In our books and lectures, we highlight six major myths about grief:
• Don’t Feel Bad
• Replace the Loss
• Grieve Alone
• Grief Just Takes Time [or Time Heals All Wounds]
• Be Strong & Be Strong for Others
• Keep Busy
When we list the six myths we believe that most limit grieving people, we always start the list with “Don’t Feel Bad!” The other five myths are equally damaging in keeping grievers stuck in their grief. But the foundation myth—Don’t Feel Bad!—suggests that feeling bad or sad is not an appropriate reaction to a heart-breaking loss. It is baffling to be told not to feel bad as you try to make sense of the normal and natural emotions you experience, for example, when someone meaningful in your life dies.
In fact, by the time a child in our society has reached the age of 15, she or he has received more than 23,000 inputs suggesting that not only should they not feel bad in reaction to a grief event, but that they shouldn’t share those feelings with others. That second part leads to one of the other major myths, “Grieve Alone.”
We never compare losses and we never compare myths.

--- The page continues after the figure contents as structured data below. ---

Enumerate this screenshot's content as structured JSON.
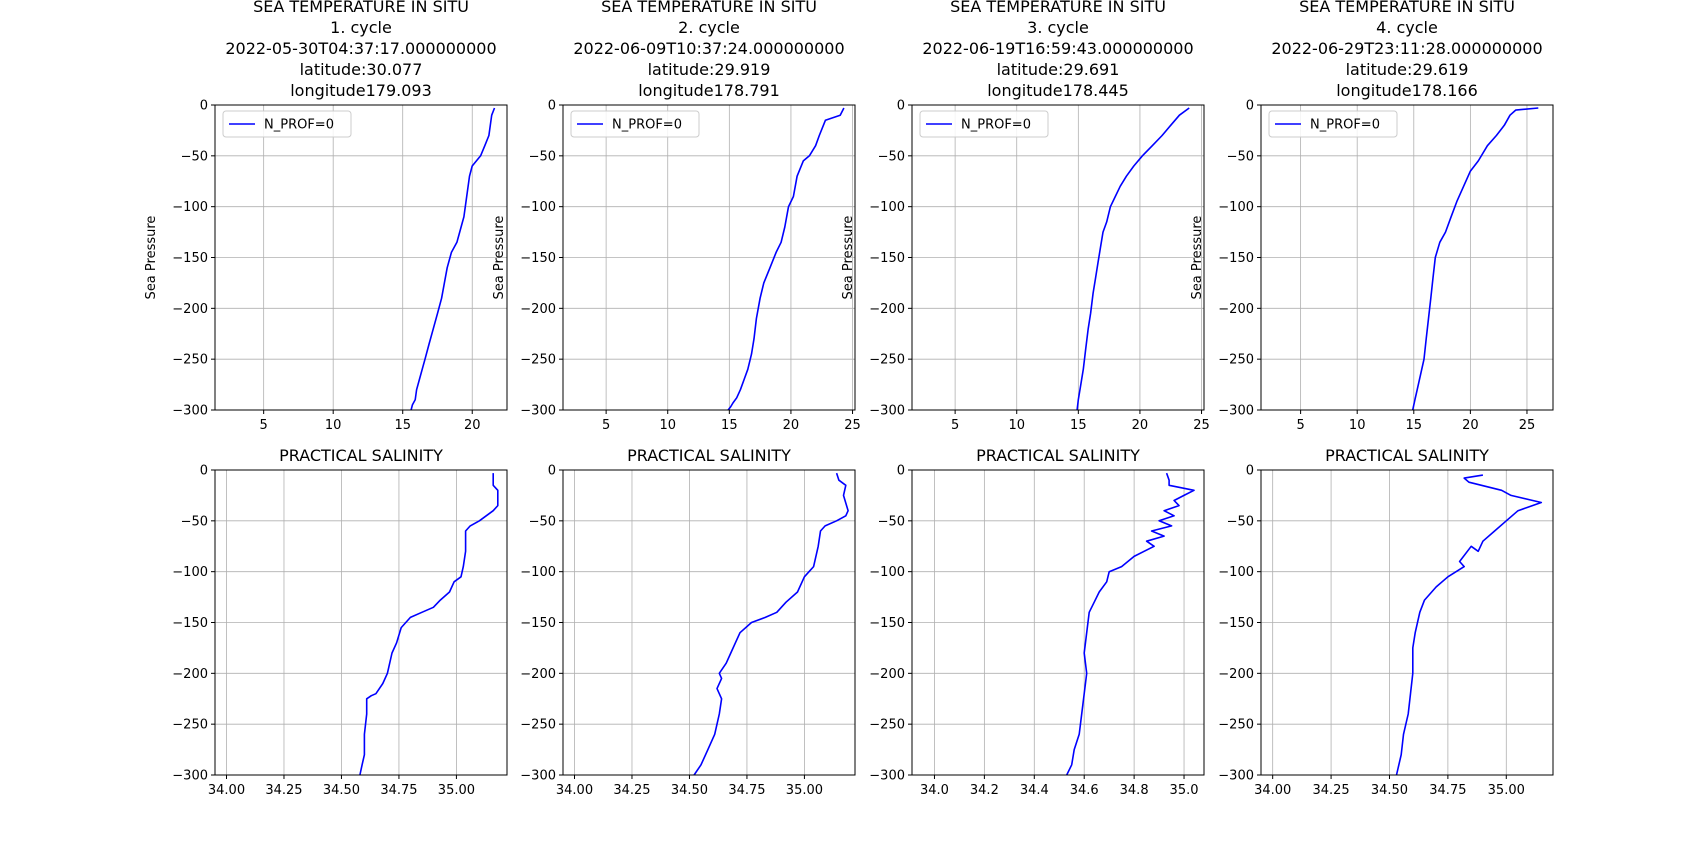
{
  "chart_data": [
    {
      "type": "line",
      "title_lines": [
        "SEA TEMPERATURE IN SITU",
        "1. cycle",
        "2022-05-30T04:37:17.000000000",
        "latitude:30.077",
        "longitude179.093"
      ],
      "ylabel": "Sea Pressure",
      "xlim": [
        1.5,
        22.5
      ],
      "ylim": [
        -300,
        0
      ],
      "xticks": [
        5,
        10,
        15,
        20
      ],
      "xtick_labels": [
        "5",
        "10",
        "15",
        "20"
      ],
      "yticks": [
        0,
        -50,
        -100,
        -150,
        -200,
        -250,
        -300
      ],
      "ytick_labels": [
        "0",
        "−50",
        "−100",
        "−150",
        "−200",
        "−250",
        "−300"
      ],
      "grid": true,
      "legend": {
        "label": "N_PROF=0",
        "placement": "upper-left"
      },
      "color": "#0000ff",
      "series": [
        {
          "name": "N_PROF=0",
          "x": [
            21.6,
            21.4,
            21.3,
            21.2,
            20.9,
            20.6,
            20.3,
            20.0,
            19.8,
            19.6,
            19.4,
            19.2,
            18.9,
            18.5,
            18.2,
            18.0,
            17.8,
            17.5,
            17.2,
            16.9,
            16.6,
            16.4,
            16.2,
            16.0,
            15.9,
            15.7,
            15.6
          ],
          "y": [
            -3,
            -10,
            -20,
            -30,
            -40,
            -50,
            -55,
            -60,
            -70,
            -90,
            -110,
            -120,
            -135,
            -145,
            -160,
            -175,
            -190,
            -205,
            -220,
            -235,
            -250,
            -260,
            -270,
            -280,
            -290,
            -295,
            -300
          ]
        }
      ]
    },
    {
      "type": "line",
      "title_lines": [
        "SEA TEMPERATURE IN SITU",
        "2. cycle",
        "2022-06-09T10:37:24.000000000",
        "latitude:29.919",
        "longitude178.791"
      ],
      "ylabel": "Sea Pressure",
      "xlim": [
        1.5,
        25.2
      ],
      "ylim": [
        -300,
        0
      ],
      "xticks": [
        5,
        10,
        15,
        20,
        25
      ],
      "xtick_labels": [
        "5",
        "10",
        "15",
        "20",
        "25"
      ],
      "yticks": [
        0,
        -50,
        -100,
        -150,
        -200,
        -250,
        -300
      ],
      "ytick_labels": [
        "0",
        "−50",
        "−100",
        "−150",
        "−200",
        "−250",
        "−300"
      ],
      "grid": true,
      "legend": {
        "label": "N_PROF=0",
        "placement": "upper-left"
      },
      "color": "#0000ff",
      "series": [
        {
          "name": "N_PROF=0",
          "x": [
            24.3,
            24.0,
            22.8,
            22.3,
            22.0,
            21.5,
            21.0,
            20.5,
            20.2,
            19.8,
            19.5,
            19.2,
            18.8,
            18.3,
            17.8,
            17.5,
            17.2,
            17.0,
            16.8,
            16.5,
            16.2,
            15.9,
            15.6,
            15.3,
            15.1,
            14.9
          ],
          "y": [
            -3,
            -10,
            -15,
            -30,
            -40,
            -50,
            -55,
            -70,
            -90,
            -100,
            -120,
            -135,
            -145,
            -160,
            -175,
            -190,
            -210,
            -230,
            -245,
            -260,
            -270,
            -280,
            -288,
            -293,
            -297,
            -300
          ]
        }
      ]
    },
    {
      "type": "line",
      "title_lines": [
        "SEA TEMPERATURE IN SITU",
        "3. cycle",
        "2022-06-19T16:59:43.000000000",
        "latitude:29.691",
        "longitude178.445"
      ],
      "ylabel": "Sea Pressure",
      "xlim": [
        1.5,
        25.2
      ],
      "ylim": [
        -300,
        0
      ],
      "xticks": [
        5,
        10,
        15,
        20,
        25
      ],
      "xtick_labels": [
        "5",
        "10",
        "15",
        "20",
        "25"
      ],
      "yticks": [
        0,
        -50,
        -100,
        -150,
        -200,
        -250,
        -300
      ],
      "ytick_labels": [
        "0",
        "−50",
        "−100",
        "−150",
        "−200",
        "−250",
        "−300"
      ],
      "grid": true,
      "legend": {
        "label": "N_PROF=0",
        "placement": "upper-left"
      },
      "color": "#0000ff",
      "series": [
        {
          "name": "N_PROF=0",
          "x": [
            24.0,
            23.2,
            22.5,
            21.8,
            21.0,
            20.2,
            19.5,
            18.9,
            18.4,
            18.0,
            17.6,
            17.3,
            17.0,
            16.8,
            16.6,
            16.4,
            16.2,
            16.0,
            15.8,
            15.6,
            15.4,
            15.2,
            15.0,
            14.9
          ],
          "y": [
            -3,
            -10,
            -20,
            -30,
            -40,
            -50,
            -60,
            -70,
            -80,
            -90,
            -100,
            -115,
            -125,
            -140,
            -155,
            -170,
            -185,
            -205,
            -220,
            -240,
            -260,
            -275,
            -290,
            -300
          ]
        }
      ]
    },
    {
      "type": "line",
      "title_lines": [
        "SEA TEMPERATURE IN SITU",
        "4. cycle",
        "2022-06-29T23:11:28.000000000",
        "latitude:29.619",
        "longitude178.166"
      ],
      "ylabel": "Sea Pressure",
      "xlim": [
        1.5,
        27.3
      ],
      "ylim": [
        -300,
        0
      ],
      "xticks": [
        5,
        10,
        15,
        20,
        25
      ],
      "xtick_labels": [
        "5",
        "10",
        "15",
        "20",
        "25"
      ],
      "yticks": [
        0,
        -50,
        -100,
        -150,
        -200,
        -250,
        -300
      ],
      "ytick_labels": [
        "0",
        "−50",
        "−100",
        "−150",
        "−200",
        "−250",
        "−300"
      ],
      "grid": true,
      "legend": {
        "label": "N_PROF=0",
        "placement": "upper-left"
      },
      "color": "#0000ff",
      "series": [
        {
          "name": "N_PROF=0",
          "x": [
            26.0,
            24.0,
            23.5,
            23.0,
            22.3,
            21.5,
            20.7,
            20.0,
            19.4,
            18.8,
            18.3,
            17.8,
            17.3,
            16.9,
            16.7,
            16.5,
            16.3,
            16.1,
            15.9,
            15.6,
            15.3,
            15.1,
            15.0,
            14.9
          ],
          "y": [
            -3,
            -5,
            -10,
            -20,
            -30,
            -40,
            -55,
            -65,
            -80,
            -95,
            -110,
            -125,
            -135,
            -150,
            -170,
            -190,
            -210,
            -230,
            -250,
            -265,
            -280,
            -290,
            -295,
            -300
          ]
        }
      ]
    },
    {
      "type": "line",
      "title_lines": [
        "PRACTICAL SALINITY"
      ],
      "ylabel": "",
      "xlim": [
        33.95,
        35.22
      ],
      "ylim": [
        -300,
        0
      ],
      "xticks": [
        34.0,
        34.25,
        34.5,
        34.75,
        35.0
      ],
      "xtick_labels": [
        "34.00",
        "34.25",
        "34.50",
        "34.75",
        "35.00"
      ],
      "yticks": [
        0,
        -50,
        -100,
        -150,
        -200,
        -250,
        -300
      ],
      "ytick_labels": [
        "0",
        "−50",
        "−100",
        "−150",
        "−200",
        "−250",
        "−300"
      ],
      "grid": true,
      "legend": null,
      "color": "#0000ff",
      "series": [
        {
          "name": "",
          "x": [
            35.16,
            35.16,
            35.18,
            35.18,
            35.16,
            35.1,
            35.06,
            35.04,
            35.04,
            35.03,
            35.02,
            34.99,
            34.97,
            34.93,
            34.9,
            34.85,
            34.8,
            34.76,
            34.74,
            34.72,
            34.7,
            34.68,
            34.65,
            34.63,
            34.61,
            34.61,
            34.6,
            34.6,
            34.59,
            34.58
          ],
          "y": [
            -3,
            -15,
            -20,
            -35,
            -40,
            -50,
            -55,
            -60,
            -80,
            -95,
            -105,
            -110,
            -120,
            -128,
            -135,
            -140,
            -145,
            -155,
            -170,
            -180,
            -200,
            -210,
            -220,
            -222,
            -225,
            -240,
            -260,
            -280,
            -290,
            -300
          ]
        }
      ]
    },
    {
      "type": "line",
      "title_lines": [
        "PRACTICAL SALINITY"
      ],
      "ylabel": "",
      "xlim": [
        33.95,
        35.22
      ],
      "ylim": [
        -300,
        0
      ],
      "xticks": [
        34.0,
        34.25,
        34.5,
        34.75,
        35.0
      ],
      "xtick_labels": [
        "34.00",
        "34.25",
        "34.50",
        "34.75",
        "35.00"
      ],
      "yticks": [
        0,
        -50,
        -100,
        -150,
        -200,
        -250,
        -300
      ],
      "ytick_labels": [
        "0",
        "−50",
        "−100",
        "−150",
        "−200",
        "−250",
        "−300"
      ],
      "grid": true,
      "legend": null,
      "color": "#0000ff",
      "series": [
        {
          "name": "",
          "x": [
            35.14,
            35.15,
            35.18,
            35.17,
            35.19,
            35.18,
            35.14,
            35.09,
            35.07,
            35.06,
            35.04,
            35.02,
            35.0,
            34.97,
            34.92,
            34.88,
            34.83,
            34.77,
            34.72,
            34.7,
            34.68,
            34.66,
            34.63,
            34.64,
            34.62,
            34.64,
            34.63,
            34.61,
            34.58,
            34.55,
            34.52
          ],
          "y": [
            -3,
            -10,
            -15,
            -25,
            -40,
            -45,
            -50,
            -55,
            -60,
            -75,
            -95,
            -100,
            -105,
            -120,
            -130,
            -140,
            -145,
            -150,
            -160,
            -170,
            -180,
            -190,
            -200,
            -205,
            -215,
            -225,
            -240,
            -260,
            -275,
            -290,
            -300
          ]
        }
      ]
    },
    {
      "type": "line",
      "title_lines": [
        "PRACTICAL SALINITY"
      ],
      "ylabel": "",
      "xlim": [
        33.91,
        35.08
      ],
      "ylim": [
        -300,
        0
      ],
      "xticks": [
        34.0,
        34.2,
        34.4,
        34.6,
        34.8,
        35.0
      ],
      "xtick_labels": [
        "34.0",
        "34.2",
        "34.4",
        "34.6",
        "34.8",
        "35.0"
      ],
      "yticks": [
        0,
        -50,
        -100,
        -150,
        -200,
        -250,
        -300
      ],
      "ytick_labels": [
        "0",
        "−50",
        "−100",
        "−150",
        "−200",
        "−250",
        "−300"
      ],
      "grid": true,
      "legend": null,
      "color": "#0000ff",
      "series": [
        {
          "name": "",
          "x": [
            34.93,
            34.94,
            34.94,
            35.04,
            35.0,
            34.96,
            34.98,
            34.92,
            34.96,
            34.9,
            34.95,
            34.87,
            34.92,
            34.85,
            34.88,
            34.8,
            34.75,
            34.7,
            34.69,
            34.66,
            34.64,
            34.62,
            34.61,
            34.6,
            34.61,
            34.6,
            34.59,
            34.58,
            34.56,
            34.55,
            34.53
          ],
          "y": [
            -3,
            -10,
            -15,
            -20,
            -25,
            -30,
            -35,
            -40,
            -45,
            -50,
            -55,
            -60,
            -65,
            -70,
            -75,
            -85,
            -95,
            -100,
            -110,
            -120,
            -130,
            -140,
            -160,
            -180,
            -200,
            -220,
            -240,
            -260,
            -275,
            -290,
            -300
          ]
        }
      ]
    },
    {
      "type": "line",
      "title_lines": [
        "PRACTICAL SALINITY"
      ],
      "ylabel": "",
      "xlim": [
        33.95,
        35.2
      ],
      "ylim": [
        -300,
        0
      ],
      "xticks": [
        34.0,
        34.25,
        34.5,
        34.75,
        35.0
      ],
      "xtick_labels": [
        "34.00",
        "34.25",
        "34.50",
        "34.75",
        "35.00"
      ],
      "yticks": [
        0,
        -50,
        -100,
        -150,
        -200,
        -250,
        -300
      ],
      "ytick_labels": [
        "0",
        "−50",
        "−100",
        "−150",
        "−200",
        "−250",
        "−300"
      ],
      "grid": true,
      "legend": null,
      "color": "#0000ff",
      "series": [
        {
          "name": "",
          "x": [
            34.9,
            34.82,
            34.84,
            34.98,
            35.02,
            35.15,
            35.05,
            35.0,
            34.95,
            34.9,
            34.88,
            34.85,
            34.8,
            34.82,
            34.75,
            34.7,
            34.65,
            34.63,
            34.61,
            34.6,
            34.6,
            34.59,
            34.58,
            34.56,
            34.55,
            34.53
          ],
          "y": [
            -5,
            -8,
            -12,
            -20,
            -25,
            -32,
            -40,
            -50,
            -60,
            -70,
            -80,
            -75,
            -90,
            -95,
            -105,
            -115,
            -128,
            -140,
            -160,
            -175,
            -200,
            -220,
            -240,
            -260,
            -280,
            -300
          ]
        }
      ]
    }
  ]
}
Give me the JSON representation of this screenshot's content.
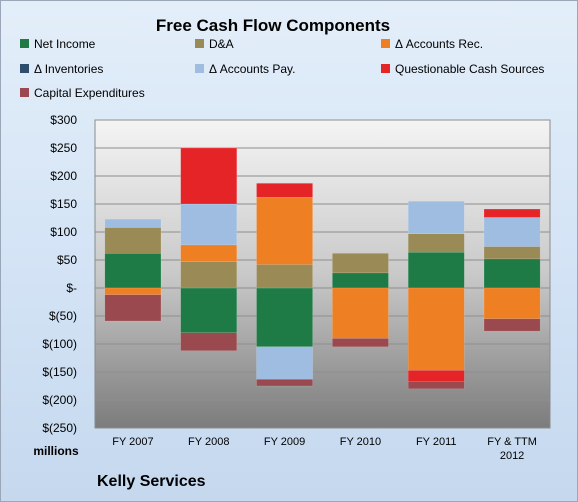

But we could start our list with any of the six and still wind up with the same inaccurate and unhelpful conclusion, which is that our sad, painful, or negative feelings are out of bounds, and that by communicating them, we’re burdening others with our feelings.
Here’s a small excerpt from page 77 of The Grief Recovery Handbook, to illustrate the fact that very young children are being taught not to feel what they feel and not to talk about it: A little child has come home from preschool with their feelings hurt by events with the other children on the playground. Mom, Dad, Grandma, or any other caretaker says “What happened?” The child responds, tearfully, that one of the kids was mean to her. The caretaker says, “Don’t cry, here, have a cookie, you’ll feel better,” thus setting the child up with a lifetime belief, from an important authority source, that feelings can be fixed with food.
Upon eating the cookie, the child feels different, not better, and for the moment is distracted and forgets about the incident on the playground. However, there has been no completion of the emotional pain caused by the event. The event and the feelings attached to it are now buried under the cookie, the sugar, and the distraction. If the child were to bring it up some time later, the child would probably be told, “We don’t cry over spilled milk,” as if to say that it is not okay to bring it up again. So it must stay buried.
As human beings, we are equipped with the capacity to feel and express all emotions—happy and sad, and everything in between. But if our earliest learning tells us not to feel bad, and if that teaching comes from parents, teachers, and other adult authority figures, then we have almost no choice than to believe our elders and try to repress or bury our naturally occurring sad or painful feelings.
Another essential point is that we would not be able to perceive or feel our happiness if we could not perceive and feel our sadness. We must accept and honor both ends of that spectrum and not rob our children of their normal and natural reactions to the feeling they experience when either happy or sad things happen to them or to the people they love.
When we rob our children of the freedom to feel and express their entire range of emotions, they carry that incorrect idea into the rest of their life. We believe that a host of problems in all life areas are connected to the inability to access and appropriately communicate our feelings in the moment we have them.